Among the primroses that I brought home was Primula carniolica, commonly known as the Slovenian primrose. Having lost a seedling of this last year in my unruly garden, I was anxious to try again. This specimen is robust, so I will not lose it. The Slovenian primrose is endemic, meaning native, to a very small area in the Slovenian Alps. Found in grassland, woodland, and high cliffs, it prefers a limestone substrate, summer moisture, and shade. When you grow a plant from a faraway place, you feel connected to its exotic geography and try very hard to mimic its desired conditions. It is considered scarce—in the wild and in cultivation, all the more reason to strive to do one’s horticultural best.
Robust leaves of Slovenian primrose.
My seedling had not flowered so I was not prepared for the beauty of the small blue flower. The “body” of the plant is sturdy rather than graceful. The leaves are smooth and hooded, arranged in an off-center rosette. Elevated on slender stalks well above the stout plant, the flowers create a very different effect. They have an exquisite necklace of farina (a powder) circling the base of the petals and the cream-colored throat glistens, pearl-like.

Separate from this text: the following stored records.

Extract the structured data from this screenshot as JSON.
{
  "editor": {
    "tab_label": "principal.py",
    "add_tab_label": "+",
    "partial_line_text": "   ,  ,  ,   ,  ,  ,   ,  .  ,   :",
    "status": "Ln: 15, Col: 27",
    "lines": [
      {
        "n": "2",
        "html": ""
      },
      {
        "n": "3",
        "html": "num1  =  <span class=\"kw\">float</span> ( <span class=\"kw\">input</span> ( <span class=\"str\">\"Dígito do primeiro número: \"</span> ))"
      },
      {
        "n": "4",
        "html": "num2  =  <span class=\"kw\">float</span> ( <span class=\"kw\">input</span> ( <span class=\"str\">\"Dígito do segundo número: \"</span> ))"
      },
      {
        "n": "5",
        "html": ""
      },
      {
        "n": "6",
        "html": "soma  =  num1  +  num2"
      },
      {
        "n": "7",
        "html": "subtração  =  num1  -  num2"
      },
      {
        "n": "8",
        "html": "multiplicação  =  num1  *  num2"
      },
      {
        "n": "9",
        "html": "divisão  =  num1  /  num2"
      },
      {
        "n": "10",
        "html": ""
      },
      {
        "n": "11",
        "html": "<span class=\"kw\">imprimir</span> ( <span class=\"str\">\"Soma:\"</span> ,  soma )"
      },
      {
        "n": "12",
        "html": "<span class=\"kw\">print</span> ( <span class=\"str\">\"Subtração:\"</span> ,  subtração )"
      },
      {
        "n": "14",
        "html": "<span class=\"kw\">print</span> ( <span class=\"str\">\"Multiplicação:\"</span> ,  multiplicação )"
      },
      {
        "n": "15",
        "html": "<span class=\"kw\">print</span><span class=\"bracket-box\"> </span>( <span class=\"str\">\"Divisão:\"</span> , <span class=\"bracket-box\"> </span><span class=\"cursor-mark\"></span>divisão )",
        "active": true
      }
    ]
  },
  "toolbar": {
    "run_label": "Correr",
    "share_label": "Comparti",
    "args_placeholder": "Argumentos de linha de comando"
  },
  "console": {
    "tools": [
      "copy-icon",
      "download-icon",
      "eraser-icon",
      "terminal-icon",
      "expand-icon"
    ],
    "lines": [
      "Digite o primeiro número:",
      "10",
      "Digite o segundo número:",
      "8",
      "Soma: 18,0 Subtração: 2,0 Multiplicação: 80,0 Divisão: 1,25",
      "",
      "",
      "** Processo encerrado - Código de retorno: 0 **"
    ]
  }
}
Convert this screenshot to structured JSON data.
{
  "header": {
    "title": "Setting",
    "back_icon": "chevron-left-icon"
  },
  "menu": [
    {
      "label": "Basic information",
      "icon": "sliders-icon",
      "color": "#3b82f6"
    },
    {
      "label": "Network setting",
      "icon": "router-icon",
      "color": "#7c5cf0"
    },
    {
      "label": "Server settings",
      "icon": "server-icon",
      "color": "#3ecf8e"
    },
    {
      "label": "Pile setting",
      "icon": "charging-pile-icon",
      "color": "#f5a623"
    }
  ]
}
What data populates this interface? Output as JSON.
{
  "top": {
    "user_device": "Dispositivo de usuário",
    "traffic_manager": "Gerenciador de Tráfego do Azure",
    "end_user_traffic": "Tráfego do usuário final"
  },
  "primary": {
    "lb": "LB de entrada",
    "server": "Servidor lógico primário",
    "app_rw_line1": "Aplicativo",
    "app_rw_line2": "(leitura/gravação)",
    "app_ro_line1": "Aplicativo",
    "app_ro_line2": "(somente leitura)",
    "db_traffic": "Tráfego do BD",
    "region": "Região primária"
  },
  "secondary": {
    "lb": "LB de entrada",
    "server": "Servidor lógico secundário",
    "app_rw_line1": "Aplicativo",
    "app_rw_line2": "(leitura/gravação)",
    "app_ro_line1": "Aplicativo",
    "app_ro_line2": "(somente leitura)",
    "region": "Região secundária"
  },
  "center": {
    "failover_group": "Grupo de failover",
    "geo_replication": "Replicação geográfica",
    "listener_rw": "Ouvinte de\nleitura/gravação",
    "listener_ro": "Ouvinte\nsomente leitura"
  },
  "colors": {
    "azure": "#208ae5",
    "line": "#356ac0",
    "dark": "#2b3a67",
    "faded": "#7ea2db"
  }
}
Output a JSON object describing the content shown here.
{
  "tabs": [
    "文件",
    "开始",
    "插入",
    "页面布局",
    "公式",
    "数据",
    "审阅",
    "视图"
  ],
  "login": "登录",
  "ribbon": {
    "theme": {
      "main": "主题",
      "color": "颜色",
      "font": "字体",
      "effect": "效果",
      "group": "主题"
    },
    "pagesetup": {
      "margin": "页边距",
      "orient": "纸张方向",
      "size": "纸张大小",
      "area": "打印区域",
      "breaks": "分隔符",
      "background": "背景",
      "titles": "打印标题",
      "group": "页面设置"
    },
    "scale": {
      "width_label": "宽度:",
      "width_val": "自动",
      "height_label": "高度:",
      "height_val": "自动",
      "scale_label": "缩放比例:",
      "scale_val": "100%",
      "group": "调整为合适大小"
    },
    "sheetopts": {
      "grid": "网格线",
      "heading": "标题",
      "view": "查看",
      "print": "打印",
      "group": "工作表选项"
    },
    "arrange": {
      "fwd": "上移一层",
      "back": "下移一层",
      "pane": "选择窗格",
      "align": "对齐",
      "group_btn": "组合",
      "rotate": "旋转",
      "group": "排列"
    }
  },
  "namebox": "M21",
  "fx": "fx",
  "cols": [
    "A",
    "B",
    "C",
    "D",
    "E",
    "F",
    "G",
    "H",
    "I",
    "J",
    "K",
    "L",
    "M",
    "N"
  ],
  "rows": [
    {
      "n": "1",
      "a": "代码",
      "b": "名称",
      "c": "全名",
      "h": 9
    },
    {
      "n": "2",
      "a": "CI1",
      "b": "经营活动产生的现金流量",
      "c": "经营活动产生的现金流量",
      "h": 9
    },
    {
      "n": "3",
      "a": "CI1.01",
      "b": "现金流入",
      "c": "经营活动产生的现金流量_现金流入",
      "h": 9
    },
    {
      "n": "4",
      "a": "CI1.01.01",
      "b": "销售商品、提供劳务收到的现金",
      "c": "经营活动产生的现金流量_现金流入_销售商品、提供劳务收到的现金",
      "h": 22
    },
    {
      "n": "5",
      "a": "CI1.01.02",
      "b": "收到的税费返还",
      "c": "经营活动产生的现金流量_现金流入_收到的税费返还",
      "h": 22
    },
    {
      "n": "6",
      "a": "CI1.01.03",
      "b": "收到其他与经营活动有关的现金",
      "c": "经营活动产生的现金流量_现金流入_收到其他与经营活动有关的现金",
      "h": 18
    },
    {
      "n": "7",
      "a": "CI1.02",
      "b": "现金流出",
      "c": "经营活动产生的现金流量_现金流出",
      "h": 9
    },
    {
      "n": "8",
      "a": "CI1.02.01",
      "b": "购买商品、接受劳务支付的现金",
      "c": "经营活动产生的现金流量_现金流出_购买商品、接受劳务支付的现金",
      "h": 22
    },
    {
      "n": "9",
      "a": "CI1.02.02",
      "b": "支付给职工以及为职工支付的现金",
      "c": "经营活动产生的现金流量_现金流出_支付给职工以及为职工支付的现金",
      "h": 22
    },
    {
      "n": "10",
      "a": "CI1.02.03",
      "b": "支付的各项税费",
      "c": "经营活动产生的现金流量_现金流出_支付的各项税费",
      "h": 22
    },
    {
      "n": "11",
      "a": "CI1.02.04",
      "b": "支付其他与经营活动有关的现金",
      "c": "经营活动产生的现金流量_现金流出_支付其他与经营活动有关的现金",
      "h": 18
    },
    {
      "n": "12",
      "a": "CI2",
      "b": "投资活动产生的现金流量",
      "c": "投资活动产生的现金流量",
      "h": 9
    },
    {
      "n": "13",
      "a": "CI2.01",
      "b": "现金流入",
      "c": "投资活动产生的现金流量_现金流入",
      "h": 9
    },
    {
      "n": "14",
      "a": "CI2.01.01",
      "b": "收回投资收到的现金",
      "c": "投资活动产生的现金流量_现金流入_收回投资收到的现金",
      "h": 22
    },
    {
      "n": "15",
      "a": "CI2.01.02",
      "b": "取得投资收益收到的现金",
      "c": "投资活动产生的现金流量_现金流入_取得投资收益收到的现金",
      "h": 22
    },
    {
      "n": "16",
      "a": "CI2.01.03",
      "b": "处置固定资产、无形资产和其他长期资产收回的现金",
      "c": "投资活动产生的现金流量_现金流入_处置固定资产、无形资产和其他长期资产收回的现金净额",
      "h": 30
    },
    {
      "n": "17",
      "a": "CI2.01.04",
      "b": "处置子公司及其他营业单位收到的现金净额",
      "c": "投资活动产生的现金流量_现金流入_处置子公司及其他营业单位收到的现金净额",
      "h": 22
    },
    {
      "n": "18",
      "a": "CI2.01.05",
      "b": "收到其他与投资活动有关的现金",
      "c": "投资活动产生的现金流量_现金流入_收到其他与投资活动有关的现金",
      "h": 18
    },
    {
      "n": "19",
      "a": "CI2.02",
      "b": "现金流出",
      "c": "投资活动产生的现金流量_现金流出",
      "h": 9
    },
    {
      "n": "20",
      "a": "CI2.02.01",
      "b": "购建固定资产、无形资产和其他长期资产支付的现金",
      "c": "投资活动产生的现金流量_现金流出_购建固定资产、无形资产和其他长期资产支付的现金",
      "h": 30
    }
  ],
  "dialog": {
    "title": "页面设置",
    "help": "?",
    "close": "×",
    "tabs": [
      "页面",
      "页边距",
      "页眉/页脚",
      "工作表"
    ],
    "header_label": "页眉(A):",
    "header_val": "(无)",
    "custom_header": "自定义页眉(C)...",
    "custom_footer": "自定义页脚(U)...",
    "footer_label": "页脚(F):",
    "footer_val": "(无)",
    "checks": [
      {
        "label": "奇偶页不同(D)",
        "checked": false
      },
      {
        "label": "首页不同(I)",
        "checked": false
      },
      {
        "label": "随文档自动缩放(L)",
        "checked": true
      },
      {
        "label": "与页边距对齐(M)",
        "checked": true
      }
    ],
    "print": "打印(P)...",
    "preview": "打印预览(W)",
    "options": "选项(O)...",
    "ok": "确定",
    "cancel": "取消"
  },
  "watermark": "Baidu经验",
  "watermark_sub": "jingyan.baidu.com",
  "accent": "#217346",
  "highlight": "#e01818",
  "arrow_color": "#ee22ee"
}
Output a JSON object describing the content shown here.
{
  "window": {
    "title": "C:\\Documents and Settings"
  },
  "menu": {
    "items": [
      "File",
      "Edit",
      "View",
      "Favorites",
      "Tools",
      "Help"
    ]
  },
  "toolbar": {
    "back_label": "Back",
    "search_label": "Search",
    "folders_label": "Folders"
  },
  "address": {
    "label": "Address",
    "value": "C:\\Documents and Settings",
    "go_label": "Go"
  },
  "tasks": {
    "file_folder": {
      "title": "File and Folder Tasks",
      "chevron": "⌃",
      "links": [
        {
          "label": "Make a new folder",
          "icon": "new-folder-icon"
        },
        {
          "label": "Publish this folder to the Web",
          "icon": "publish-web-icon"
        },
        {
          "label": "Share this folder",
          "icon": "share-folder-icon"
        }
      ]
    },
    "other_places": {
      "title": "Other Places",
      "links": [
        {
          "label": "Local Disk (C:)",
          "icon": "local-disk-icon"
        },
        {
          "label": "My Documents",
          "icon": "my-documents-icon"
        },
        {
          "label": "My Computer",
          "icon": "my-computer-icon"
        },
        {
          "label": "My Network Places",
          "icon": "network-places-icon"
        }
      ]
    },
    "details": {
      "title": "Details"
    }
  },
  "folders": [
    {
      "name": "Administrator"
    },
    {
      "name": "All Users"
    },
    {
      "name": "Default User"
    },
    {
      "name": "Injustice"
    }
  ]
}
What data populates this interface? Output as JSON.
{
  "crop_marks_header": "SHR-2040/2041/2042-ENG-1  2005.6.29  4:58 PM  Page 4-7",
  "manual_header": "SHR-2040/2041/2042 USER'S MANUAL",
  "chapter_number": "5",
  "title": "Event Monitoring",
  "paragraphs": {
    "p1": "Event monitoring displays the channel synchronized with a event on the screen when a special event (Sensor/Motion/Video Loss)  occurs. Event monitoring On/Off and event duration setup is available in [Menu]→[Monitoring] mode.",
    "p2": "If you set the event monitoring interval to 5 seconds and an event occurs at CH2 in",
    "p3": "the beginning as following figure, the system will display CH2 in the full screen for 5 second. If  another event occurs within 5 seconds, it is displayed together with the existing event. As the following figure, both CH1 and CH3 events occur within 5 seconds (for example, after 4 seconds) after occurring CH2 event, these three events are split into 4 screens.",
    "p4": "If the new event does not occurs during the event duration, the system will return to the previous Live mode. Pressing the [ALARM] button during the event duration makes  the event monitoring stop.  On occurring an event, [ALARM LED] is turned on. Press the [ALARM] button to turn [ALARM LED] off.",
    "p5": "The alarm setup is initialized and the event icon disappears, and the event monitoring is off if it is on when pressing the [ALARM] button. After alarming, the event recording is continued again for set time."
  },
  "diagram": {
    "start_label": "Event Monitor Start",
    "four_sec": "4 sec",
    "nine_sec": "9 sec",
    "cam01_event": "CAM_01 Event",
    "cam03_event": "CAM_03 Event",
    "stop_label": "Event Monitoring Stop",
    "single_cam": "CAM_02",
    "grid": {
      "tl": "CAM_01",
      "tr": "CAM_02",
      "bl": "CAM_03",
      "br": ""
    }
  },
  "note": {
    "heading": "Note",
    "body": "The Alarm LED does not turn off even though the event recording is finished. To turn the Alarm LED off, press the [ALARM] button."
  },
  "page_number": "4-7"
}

Many of the alpine primroses have a dusting or even a heavy coat of farina, which is thought to protect against cold and intense irradiation. The observer of primroses finds extraordinary details.
Close-up view of the flower of the Slovenian primrose. It looks pinkish here, but bluish “in person.”
Primroses have a long history of medicinal use. Two common species, the English primrose (Primula vulgaris) and the cowslip (Primula veris), have sedative/narcotic constituents in the flowers, leaves, and roots. The Benedictine mystic Hildegard von Bingen (1098-1179) wrote in her Physica that the primrose was a powerful cure for melancholia:
A person whose head is so oppressed by bad humors that he has lost his senses should shave his hair and place primrose on top of his head. He should bind it on and should do the same thing to his chest. If he leaves these bindings on for three days, he will return to his senses.
Fortunately, most people, rather than wearing primroses on their heads, just have to look at them to receive some benefit. However, the greatest reward is found in growing primrose plants, as this Primrose Show at the Tower Hill Botanic Garden hoped to demonstrate.